Abraham Lincoln, the sixteenth President of th...

Was This Man A Fascist?

tl;dr

How many of us see this all the time? How many of us dread it? How many of our grandiose (and largely self-appointed) curators of culture gnash their teeth when, after honing their prose and citing their sources for weeks to write that perfect editorial, all they see is

too long;didn’t read

And the parents and educators moan in the same way when, instead of reading the Official and Sanctioned view of a given subject, whether it is the Bible or a first-year “Introduction to Economics”, their students supplement their reading assignments with trips to Wiki and 30 other websites. Professors, in frustration at losing the keys to the Halls of Learning, fling lies about Wikipedia and insult the web in general. “Anyone can put anything up on there,” they scoff. Once, after a professor of mine said this, I asked if he had ever looked at Wikipedia and how it worked, had seen the dedicated people editing and curating its content, or had looked at how Wiki cited sources, with links to the studies and data so we could go see for ourselves. He stared at me blankly for a moment and then started babbling something incoherent about how he only really used the internet for email. He didn’t know anything about Wikipedia, but he instinctively loathed it. Why? Because it breaks down the walls…it gives us, the reader/learner/user of information, the ability to create our own story from the pieces of evidence and data that can be presented.
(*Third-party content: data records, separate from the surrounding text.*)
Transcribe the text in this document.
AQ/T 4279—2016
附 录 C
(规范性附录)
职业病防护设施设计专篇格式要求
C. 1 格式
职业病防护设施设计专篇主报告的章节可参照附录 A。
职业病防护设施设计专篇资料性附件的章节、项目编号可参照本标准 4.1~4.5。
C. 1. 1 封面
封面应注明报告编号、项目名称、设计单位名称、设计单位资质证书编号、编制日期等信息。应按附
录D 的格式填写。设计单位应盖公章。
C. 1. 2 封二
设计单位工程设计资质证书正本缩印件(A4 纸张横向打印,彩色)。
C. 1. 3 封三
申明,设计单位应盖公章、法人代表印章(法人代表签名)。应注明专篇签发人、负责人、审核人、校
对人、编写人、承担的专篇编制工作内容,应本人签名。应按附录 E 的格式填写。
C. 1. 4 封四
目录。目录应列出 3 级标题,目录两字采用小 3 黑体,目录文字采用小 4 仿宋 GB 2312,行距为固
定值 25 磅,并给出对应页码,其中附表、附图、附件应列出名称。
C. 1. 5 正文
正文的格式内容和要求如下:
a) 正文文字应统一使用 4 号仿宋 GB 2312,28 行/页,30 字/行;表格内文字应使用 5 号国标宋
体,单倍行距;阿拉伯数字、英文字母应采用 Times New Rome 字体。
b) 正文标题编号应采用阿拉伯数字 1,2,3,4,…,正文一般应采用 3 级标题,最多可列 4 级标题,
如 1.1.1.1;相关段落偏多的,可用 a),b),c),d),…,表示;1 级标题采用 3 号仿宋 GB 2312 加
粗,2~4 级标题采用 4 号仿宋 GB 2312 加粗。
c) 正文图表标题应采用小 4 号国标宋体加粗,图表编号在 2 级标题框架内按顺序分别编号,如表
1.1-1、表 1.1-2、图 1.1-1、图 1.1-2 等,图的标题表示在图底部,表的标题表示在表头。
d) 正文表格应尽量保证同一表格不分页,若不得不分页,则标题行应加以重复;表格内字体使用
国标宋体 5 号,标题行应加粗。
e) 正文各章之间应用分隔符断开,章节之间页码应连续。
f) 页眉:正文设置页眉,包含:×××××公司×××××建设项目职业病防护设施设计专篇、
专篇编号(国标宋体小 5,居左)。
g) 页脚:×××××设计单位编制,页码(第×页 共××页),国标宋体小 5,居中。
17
It takes away their power to control the narrative.

Any piece of “knowledge” around is really a story about observations and thoughts about observations. In the past, newspapers, professors, and other curators of culture have controlled these stories. The Civil War was simply a series of experiences and events…what gives it meaning is a story we tell about it. Some people (most people, I hope) tell a story about a battle over slavery and the first true “culture wars” between racist and non-racist Americans, with President Lincoln as a hallowed hero. But other stories are told about Lincoln as a fascist who declared martial law, suspended habeas corpus, jailed journalists critical of his policies, and forced America into a type of economic and social subjugation worse than any slavery. Which story is “true”? Which is “false”? It really depends on what you think after you look at all the facts. I prefer a story of the movement toward social equality, but the other story is valid, in the sense that the events did occur. But which one you believe is largely an idealogical issue more than one of fact, and that’s where narratives can get you…they are guided by ideologies, and ideologies are pretty much all hokum, with no real evidence or reasoning behind them.

We make our own stories.

When we take in our data in small, bite-size (byte-size?) pieces, we start putting them together ourselves. We start taking the facts and observations, the bits and pieces we get from reading twelve articles, looking at pictures, and reading tweets, blog posts, etc., and make our own narratives, our own understanding of “truth”. And that really pisses people like professors and op-ed writers for the New York Times off. They want your entire view to be their view, not made up of bits and pieces from all over the place. They can’t control what you think if you do that. When you refuse to read their twelve-page piece on the Middle East or the Green movement, the don’t want you leaving after three paragraphs, fact-checking their claims, and cross-referencing what they say with eight other sources…they want you to think what they think. That’s why they wrote the piece in the first place. And when you go around looking things up and checking their sources, you don’t end up thinking what they want  you to think.

It’s not that we’re not paying attention, we’re just not paying attention to what they want us to.

Studies, articles, and tweets pop up all over, every day it seems, about how people of my generation, spoiled on TV, computers, and video games, have no attention-span, can’t focus, and have fragmented work ethics. This is not the case. We spend hours focused on the minutiae of our Twitter accounts, the apps on our phones, our contact lists. We spend months and years playing the same online video game, engaged in long-term goals that often take months to accomplish. We’re focused, we get the information, we know what we want to know…we just aren’t doing it like they want us to. So long as we get our information from dozens of sources, that information, that story about the world we call “knowledge” cannot be controlled.